HUMAN TOUCH: Chipotle resists tech automation at restaurants. “I hope the experience of coming into Chipotle and ordering on the line is substantially superior to ordering on the phone. There’s all this communication as you watch what’s being made.”

THEY CALL IT STORMY MONDAY, BUT TUESDAY’S JUST AS BAD. WEDNESDAY’S WORSE, AND THURSDAY’S ALSO SAD. Scientists Dispel Monday Myths. “We may say we hate Mondays, but research suggests Tuesdays, Wednesdays and Thursdays are equally loathed. US investigators who looked at a poll of 340,000 people found moods were no worse on Mondays than other working days, bar Friday.” Well, the eagle flies on Friday. Everybody knows that.

AN EARTH-SHATTERING KABOOM: What’s so super about super-volcanoes? “The largest known supereruption in the last 25 million years was caused by plates shifting in Lake Toba in Sumatra, Indonesia. This supervolcano erupted 74,000 years ago, ejecting 2800 cubic kilometers of volcanic debris—approximately the volume of Lake Ontario—and plunging the earth into a six-to-10-year volcanic winter. Scientists speculate that this supereruption may have whittled down the human population to a few tens of thousands.”

AN EPA DEFEAT: Federal Court: Obama’s EPA recognizes no legal limits. “In a 2-to-1 decision posted Tuesday, the U.S. Court of Appeals for the District of Columbia held that the EPA’s new Cross-State Air Pollution Rule, targeting the 28 states that generate the majority of the electricity in the United States, exceeded the agency’s legal authority.”

And, from the opinion: “EPA seems reluctant to acknowledge any textual limits on its authority under the good neighbor provision. At oral argument, EPA suggested that ‘reasonableness’ is the only limit on its authority to use cost-effectiveness to force down States’ emissions. EPA would not rule out the possibility that under the good neighbor provision, it could require a State to reduce more than the State’s total emissions that go out of State. But such a claim of authority does not square with the statutory text.”

IT’S PRETTY MUCH INDISTINGUISHABLE FROM JOE BIDEN’S: Amazingly Preserved Brain Discovered in 2,600-year-old Severed Head. “Found inside the skull of an unfortunate Iron Age man in his 30s who was hung, then decapitated with his head quickly ending up in the swampy pit, the ancient gray matter is still soft, ‘tofu-like in texture,’ and odorless, with no signs of bacterial or fungal activity.”

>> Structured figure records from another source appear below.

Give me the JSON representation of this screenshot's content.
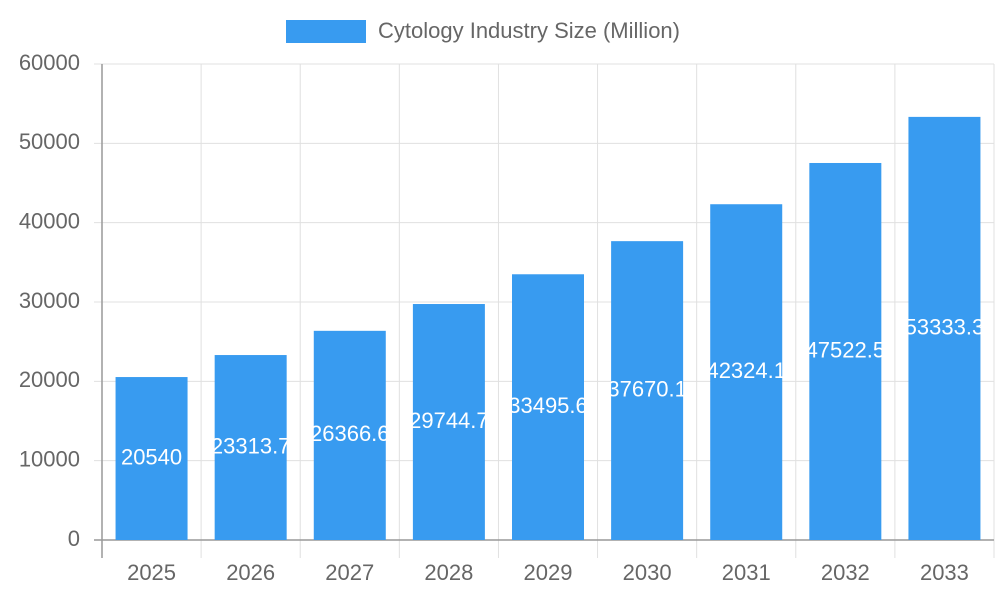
{
  "chart_data": {
    "type": "bar",
    "series": [
      {
        "name": "Cytology Industry Size (Million)",
        "color": "#389bf0",
        "values": [
          20540,
          23313.7,
          26366.6,
          29744.7,
          33495.6,
          37670.1,
          42324.1,
          47522.5,
          53333.3
        ]
      }
    ],
    "categories": [
      "2025",
      "2026",
      "2027",
      "2028",
      "2029",
      "2030",
      "2031",
      "2032",
      "2033"
    ],
    "ylim": [
      0,
      60000
    ],
    "yticks": [
      0,
      10000,
      20000,
      30000,
      40000,
      50000,
      60000
    ],
    "grid": true,
    "legend": "top"
  }
}
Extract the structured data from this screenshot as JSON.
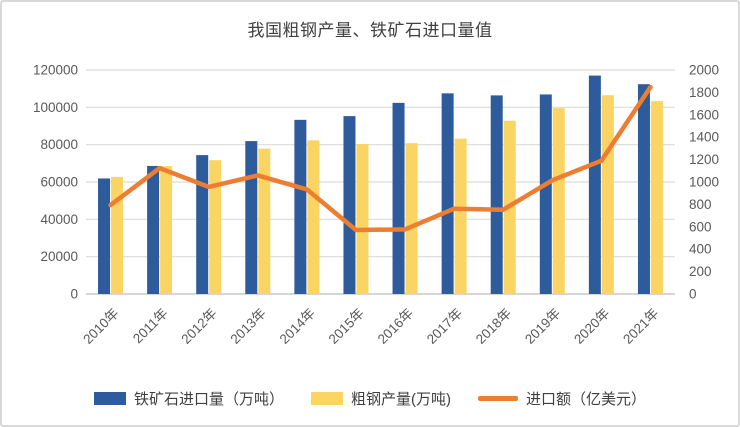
{
  "chart_data": {
    "type": "bar",
    "subtype": "bar-line-combo",
    "title": "我国粗钢产量、铁矿石进口量值",
    "categories": [
      "2010年",
      "2011年",
      "2012年",
      "2013年",
      "2014年",
      "2015年",
      "2016年",
      "2017年",
      "2018年",
      "2019年",
      "2020年",
      "2021年"
    ],
    "series": [
      {
        "name": "铁矿石进口量（万吨）",
        "type": "bar",
        "axis": "left",
        "color": "#2E5B9B",
        "values": [
          61900,
          68600,
          74400,
          81900,
          93300,
          95300,
          102400,
          107500,
          106400,
          106900,
          117000,
          112400
        ]
      },
      {
        "name": "粗钢产量(万吨)",
        "type": "bar",
        "axis": "left",
        "color": "#FBD563",
        "values": [
          62700,
          68500,
          71700,
          77900,
          82300,
          80400,
          80800,
          83200,
          92800,
          99600,
          106500,
          103300
        ]
      },
      {
        "name": "进口额（亿美元）",
        "type": "line",
        "axis": "right",
        "color": "#ED7D31",
        "values": [
          794,
          1124,
          956,
          1059,
          934,
          571,
          577,
          762,
          753,
          1015,
          1190,
          1847
        ]
      }
    ],
    "left_axis": {
      "min": 0,
      "max": 120000,
      "ticks": [
        0,
        20000,
        40000,
        60000,
        80000,
        100000,
        120000
      ]
    },
    "right_axis": {
      "min": 0,
      "max": 2000,
      "ticks": [
        0,
        200,
        400,
        600,
        800,
        1000,
        1200,
        1400,
        1600,
        1800,
        2000
      ]
    },
    "grid": true,
    "legend_position": "bottom",
    "colors": {
      "gridline": "#DCDCDC",
      "axis_line": "#C9C9C9",
      "axis_text": "#595959",
      "title_text": "#404040"
    }
  }
}
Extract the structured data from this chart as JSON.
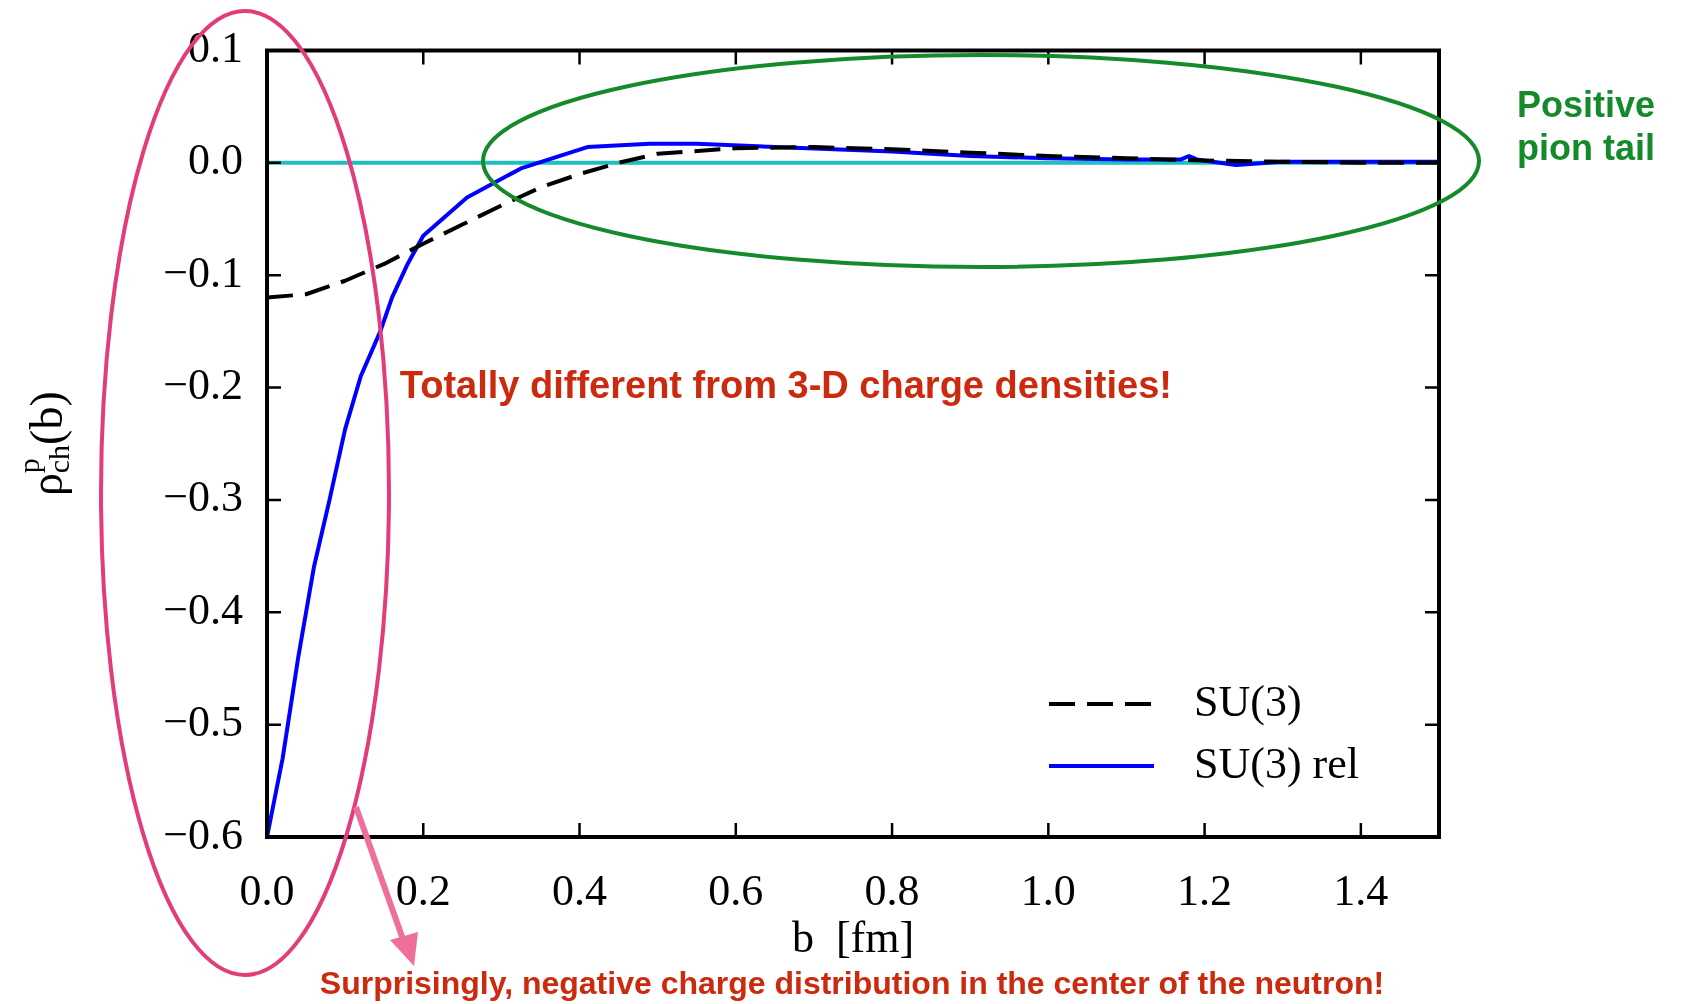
{
  "chart_data": {
    "type": "line",
    "xlabel": "b  [fm]",
    "ylabel": "ρ$^{p}$$_{ch}$(b)",
    "xlim": [
      0,
      1.5
    ],
    "xticks": [
      {
        "value": 0,
        "label": "0.0"
      },
      0.2,
      0.4,
      0.6,
      0.8,
      {
        "value": 1,
        "label": "1.0"
      },
      1.2,
      1.4
    ],
    "ylim": [
      -0.6,
      0.1
    ],
    "yticks": [
      {
        "value": -0.6,
        "label": "−0.6"
      },
      {
        "value": -0.5,
        "label": "−0.5"
      },
      {
        "value": -0.4,
        "label": "−0.4"
      },
      {
        "value": -0.3,
        "label": "−0.3"
      },
      {
        "value": -0.2,
        "label": "−0.2"
      },
      {
        "value": -0.1,
        "label": "−0.1"
      },
      {
        "value": 0,
        "label": "0.0"
      },
      0.1
    ],
    "series": [
      {
        "name": "SU(3)",
        "color": "#000000",
        "line_style": "dashed",
        "x": [
          0,
          0.05,
          0.1,
          0.15,
          0.2,
          0.25,
          0.3,
          0.35,
          0.4,
          0.45,
          0.5,
          0.6,
          0.7,
          0.8,
          0.9,
          1.0,
          1.1,
          1.2,
          1.3,
          1.4,
          1.5
        ],
        "values": [
          -0.12,
          -0.117,
          -0.105,
          -0.09,
          -0.072,
          -0.055,
          -0.038,
          -0.022,
          -0.01,
          0.0,
          0.008,
          0.013,
          0.014,
          0.012,
          0.009,
          0.006,
          0.004,
          0.002,
          0.001,
          0.0,
          0.0
        ]
      },
      {
        "name": "SU(3) rel",
        "color": "#0000ff",
        "line_style": "solid",
        "x": [
          0,
          0.02,
          0.04,
          0.06,
          0.08,
          0.1,
          0.12,
          0.145,
          0.16,
          0.18,
          0.2,
          0.256,
          0.325,
          0.41,
          0.49,
          0.55,
          0.65,
          0.8,
          0.9,
          1.0,
          1.1,
          1.17,
          1.18,
          1.19,
          1.24,
          1.3,
          1.4,
          1.5
        ],
        "values": [
          -0.6,
          -0.53,
          -0.44,
          -0.36,
          -0.3,
          -0.237,
          -0.19,
          -0.15,
          -0.12,
          -0.09,
          -0.065,
          -0.031,
          -0.005,
          0.014,
          0.017,
          0.017,
          0.014,
          0.01,
          0.006,
          0.004,
          0.003,
          0.003,
          0.006,
          0.003,
          -0.002,
          0.001,
          0.001,
          0.001
        ]
      }
    ],
    "ref_lines": [
      {
        "axis": "y",
        "value": 0,
        "color": "#1fbfbf"
      }
    ],
    "legend": "bottom right",
    "marker": "none",
    "grid": false,
    "annotations": [
      "Totally different from 3-D charge densities!",
      "Positive\npion tail",
      "Surprisingly, negative charge distribution in the center of the neutron!"
    ]
  }
}
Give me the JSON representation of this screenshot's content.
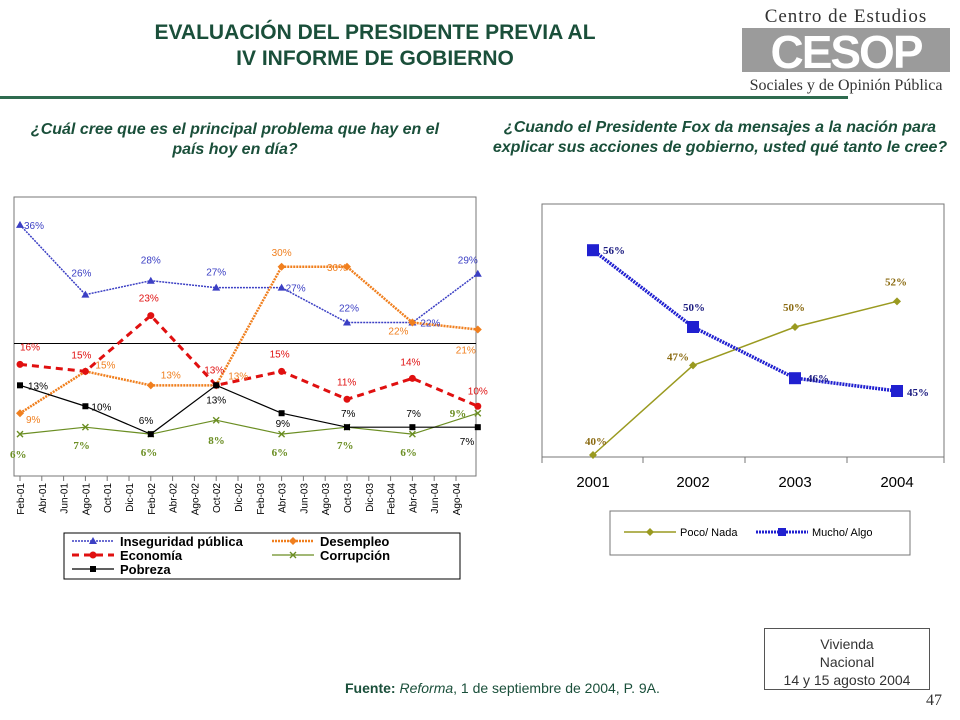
{
  "header": {
    "title_line1": "EVALUACIÓN DEL PRESIDENTE PREVIA AL",
    "title_line2": "IV INFORME DE GOBIERNO",
    "logo_line1": "Centro de Estudios",
    "logo_word": "CESOP",
    "logo_line2": "Sociales y de Opinión Pública"
  },
  "colors": {
    "inseguridad": "#3b3fc4",
    "desempleo": "#f07f1e",
    "economia": "#e01010",
    "corrupcion": "#6b8e23",
    "pobreza": "#000000",
    "poco_nada": "#9a9a20",
    "mucho_algo": "#2020d0",
    "title": "#1a4f3a"
  },
  "chart_data": [
    {
      "type": "line",
      "question": "¿Cuál cree que es el principal problema que hay en el país hoy en día?",
      "categories": [
        "Feb-01",
        "Abr-01",
        "Jun-01",
        "Ago-01",
        "Oct-01",
        "Dic-01",
        "Feb-02",
        "Abr-02",
        "Ago-02",
        "Oct-02",
        "Dic-02",
        "Feb-03",
        "Abr-03",
        "Jun-03",
        "Ago-03",
        "Oct-03",
        "Dic-03",
        "Feb-04",
        "Abr-04",
        "Jun-04",
        "Ago-04"
      ],
      "series": [
        {
          "name": "Inseguridad pública",
          "key": "inseguridad",
          "points": [
            [
              0,
              36
            ],
            [
              3,
              26
            ],
            [
              6,
              28
            ],
            [
              9,
              27
            ],
            [
              12,
              27
            ],
            [
              15,
              22
            ],
            [
              18,
              22
            ],
            [
              21,
              29
            ]
          ]
        },
        {
          "name": "Desempleo",
          "key": "desempleo",
          "points": [
            [
              0,
              9
            ],
            [
              3,
              15
            ],
            [
              6,
              13
            ],
            [
              9,
              13
            ],
            [
              12,
              30
            ],
            [
              15,
              30
            ],
            [
              18,
              22
            ],
            [
              21,
              21
            ]
          ]
        },
        {
          "name": "Economía",
          "key": "economia",
          "points": [
            [
              0,
              16
            ],
            [
              3,
              15
            ],
            [
              6,
              23
            ],
            [
              9,
              13
            ],
            [
              12,
              15
            ],
            [
              15,
              11
            ],
            [
              18,
              14
            ],
            [
              21,
              10
            ]
          ]
        },
        {
          "name": "Corrupción",
          "key": "corrupcion",
          "points": [
            [
              0,
              6
            ],
            [
              3,
              7
            ],
            [
              6,
              6
            ],
            [
              9,
              8
            ],
            [
              12,
              6
            ],
            [
              15,
              7
            ],
            [
              18,
              6
            ],
            [
              21,
              9
            ]
          ]
        },
        {
          "name": "Pobreza",
          "key": "pobreza",
          "points": [
            [
              0,
              13
            ],
            [
              3,
              10
            ],
            [
              6,
              6
            ],
            [
              9,
              13
            ],
            [
              12,
              9
            ],
            [
              15,
              7
            ],
            [
              18,
              7
            ],
            [
              21,
              7
            ]
          ]
        }
      ],
      "labels": [
        {
          "x": 0,
          "y": 36,
          "text": "36%",
          "c": "inseguridad",
          "dx": 4,
          "dy": 4
        },
        {
          "x": 3,
          "y": 26,
          "text": "26%",
          "c": "inseguridad",
          "dx": -14,
          "dy": -18
        },
        {
          "x": 6,
          "y": 28,
          "text": "28%",
          "c": "inseguridad",
          "dx": -10,
          "dy": -17
        },
        {
          "x": 9,
          "y": 27,
          "text": "27%",
          "c": "inseguridad",
          "dx": -10,
          "dy": -12
        },
        {
          "x": 12,
          "y": 27,
          "text": "27%",
          "c": "inseguridad",
          "dx": 4,
          "dy": 4
        },
        {
          "x": 15,
          "y": 22,
          "text": "22%",
          "c": "inseguridad",
          "dx": -8,
          "dy": -11
        },
        {
          "x": 18,
          "y": 22,
          "text": "22%",
          "c": "inseguridad",
          "dx": 8,
          "dy": 4
        },
        {
          "x": 21,
          "y": 29,
          "text": "29%",
          "c": "inseguridad",
          "dx": -20,
          "dy": -10
        },
        {
          "x": 0,
          "y": 9,
          "text": "9%",
          "c": "desempleo",
          "dx": 6,
          "dy": 10
        },
        {
          "x": 3,
          "y": 15,
          "text": "15%",
          "c": "desempleo",
          "dx": 10,
          "dy": -3
        },
        {
          "x": 6,
          "y": 13,
          "text": "13%",
          "c": "desempleo",
          "dx": 10,
          "dy": -7
        },
        {
          "x": 9,
          "y": 13,
          "text": "13%",
          "c": "desempleo",
          "dx": 12,
          "dy": -6
        },
        {
          "x": 12,
          "y": 30,
          "text": "30%",
          "c": "desempleo",
          "dx": -10,
          "dy": -11
        },
        {
          "x": 15,
          "y": 30,
          "text": "30%",
          "c": "desempleo",
          "dx": -20,
          "dy": 4
        },
        {
          "x": 18,
          "y": 22,
          "text": "22%",
          "c": "desempleo",
          "dx": -24,
          "dy": 12
        },
        {
          "x": 21,
          "y": 21,
          "text": "21%",
          "c": "desempleo",
          "dx": -22,
          "dy": 24
        },
        {
          "x": 0,
          "y": 16,
          "text": "16%",
          "c": "economia",
          "dx": 0,
          "dy": -14
        },
        {
          "x": 3,
          "y": 15,
          "text": "15%",
          "c": "economia",
          "dx": -14,
          "dy": -13
        },
        {
          "x": 6,
          "y": 23,
          "text": "23%",
          "c": "economia",
          "dx": -12,
          "dy": -14
        },
        {
          "x": 9,
          "y": 13,
          "text": "13%",
          "c": "economia",
          "dx": -12,
          "dy": -12
        },
        {
          "x": 12,
          "y": 15,
          "text": "15%",
          "c": "economia",
          "dx": -12,
          "dy": -14
        },
        {
          "x": 15,
          "y": 11,
          "text": "11%",
          "c": "economia",
          "dx": -10,
          "dy": -14
        },
        {
          "x": 18,
          "y": 14,
          "text": "14%",
          "c": "economia",
          "dx": -12,
          "dy": -13
        },
        {
          "x": 21,
          "y": 10,
          "text": "10%",
          "c": "economia",
          "dx": -10,
          "dy": -12
        },
        {
          "x": 0,
          "y": 6,
          "text": "6%",
          "c": "corrupcion",
          "dx": -10,
          "dy": 24
        },
        {
          "x": 3,
          "y": 7,
          "text": "7%",
          "c": "corrupcion",
          "dx": -12,
          "dy": 22
        },
        {
          "x": 6,
          "y": 6,
          "text": "6%",
          "c": "corrupcion",
          "dx": -10,
          "dy": 22
        },
        {
          "x": 9,
          "y": 8,
          "text": "8%",
          "c": "corrupcion",
          "dx": -8,
          "dy": 24
        },
        {
          "x": 12,
          "y": 6,
          "text": "6%",
          "c": "corrupcion",
          "dx": -10,
          "dy": 22
        },
        {
          "x": 15,
          "y": 7,
          "text": "7%",
          "c": "corrupcion",
          "dx": -10,
          "dy": 22
        },
        {
          "x": 18,
          "y": 6,
          "text": "6%",
          "c": "corrupcion",
          "dx": -12,
          "dy": 22
        },
        {
          "x": 21,
          "y": 9,
          "text": "9%",
          "c": "corrupcion",
          "dx": -28,
          "dy": 4
        },
        {
          "x": 0,
          "y": 13,
          "text": "13%",
          "c": "pobreza",
          "dx": 8,
          "dy": 4
        },
        {
          "x": 3,
          "y": 10,
          "text": "10%",
          "c": "pobreza",
          "dx": 6,
          "dy": 4
        },
        {
          "x": 6,
          "y": 6,
          "text": "6%",
          "c": "pobreza",
          "dx": -12,
          "dy": -10
        },
        {
          "x": 9,
          "y": 13,
          "text": "13%",
          "c": "pobreza",
          "dx": -10,
          "dy": 18
        },
        {
          "x": 12,
          "y": 9,
          "text": "9%",
          "c": "pobreza",
          "dx": -6,
          "dy": 14
        },
        {
          "x": 15,
          "y": 7,
          "text": "7%",
          "c": "pobreza",
          "dx": -6,
          "dy": -10
        },
        {
          "x": 18,
          "y": 7,
          "text": "7%",
          "c": "pobreza",
          "dx": -6,
          "dy": -10
        },
        {
          "x": 21,
          "y": 7,
          "text": "7%",
          "c": "pobreza",
          "dx": -18,
          "dy": 18
        }
      ]
    },
    {
      "type": "line",
      "question": "¿Cuando el Presidente Fox da mensajes a la nación para explicar sus acciones de gobierno, usted qué tanto le cree?",
      "categories": [
        "2001",
        "2002",
        "2003",
        "2004"
      ],
      "series": [
        {
          "name": "Poco/ Nada",
          "key": "poco_nada",
          "values": [
            40,
            47,
            50,
            52
          ]
        },
        {
          "name": "Mucho/ Algo",
          "key": "mucho_algo",
          "values": [
            56,
            50,
            46,
            45
          ]
        }
      ],
      "labels": [
        {
          "s": "poco_nada",
          "i": 0,
          "text": "40%",
          "dx": -8,
          "dy": -10
        },
        {
          "s": "poco_nada",
          "i": 1,
          "text": "47%",
          "dx": -26,
          "dy": -5
        },
        {
          "s": "poco_nada",
          "i": 2,
          "text": "50%",
          "dx": -12,
          "dy": -16
        },
        {
          "s": "poco_nada",
          "i": 3,
          "text": "52%",
          "dx": -12,
          "dy": -16
        },
        {
          "s": "mucho_algo",
          "i": 0,
          "text": "56%",
          "dx": 10,
          "dy": 4
        },
        {
          "s": "mucho_algo",
          "i": 1,
          "text": "50%",
          "dx": -10,
          "dy": -16
        },
        {
          "s": "mucho_algo",
          "i": 2,
          "text": "46%",
          "dx": 12,
          "dy": 4
        },
        {
          "s": "mucho_algo",
          "i": 3,
          "text": "45%",
          "dx": 10,
          "dy": 5
        }
      ]
    }
  ],
  "footer": {
    "source_label": "Fuente:",
    "source_pub": "Reforma",
    "source_rest": ", 1 de septiembre de 2004, P. 9A.",
    "note_line1": "Vivienda",
    "note_line2": "Nacional",
    "note_line3": "14 y 15 agosto 2004",
    "page": "47"
  }
}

UPDATE: Reader Rachel Rudensky writes: “I must have a dirty mind, because I had to read the following post at least three times before I understood that the writer meant to say ‘hanged.’ . . . I literally wondered how they could tell from the fossil evidence.”

You know, I almost commented on that but I was afraid I’d sound pedantic. Little did I know that I’d wind up inflaming my female readers’ loins with Iron Age lust. . . .

WHAT COULD GO WRONG? Protests across China, Japanese Diplomatic Shake-up. “We should have no illusions about the strength and bitterness of the passions these issues evoke. Countries have gone to war for far less.”

THE ATLANTIC: Obama Should Be Careful With His Disdain. “It’s funny that the aide phrases it like that, because the ‘you’re no war hero’ line is how McCain expressed his contempt for Obama in 2008. McCain hadn’t thought very highly of Obama for a couple years before they ran against each other, and it showed on the campaign trail and in debates. That attitude did not serve McCain well.”

NOBODY’S HUNGRY IN CAPITAL CITY: Lawmakers Rack Up Hefty Bills Wining and Dining Donors. “From established Capitol Hill haunts such as Charlie Palmer Steak, Johnny’s Half Shell and Bistro Bis to newer locales including Chinatown’s Hill Country Barbecue and Cava Mezze at Barracks Row, House Members are injecting hefty sums into Washington, D.C.’s restaurant industry as they wine and dine donors.”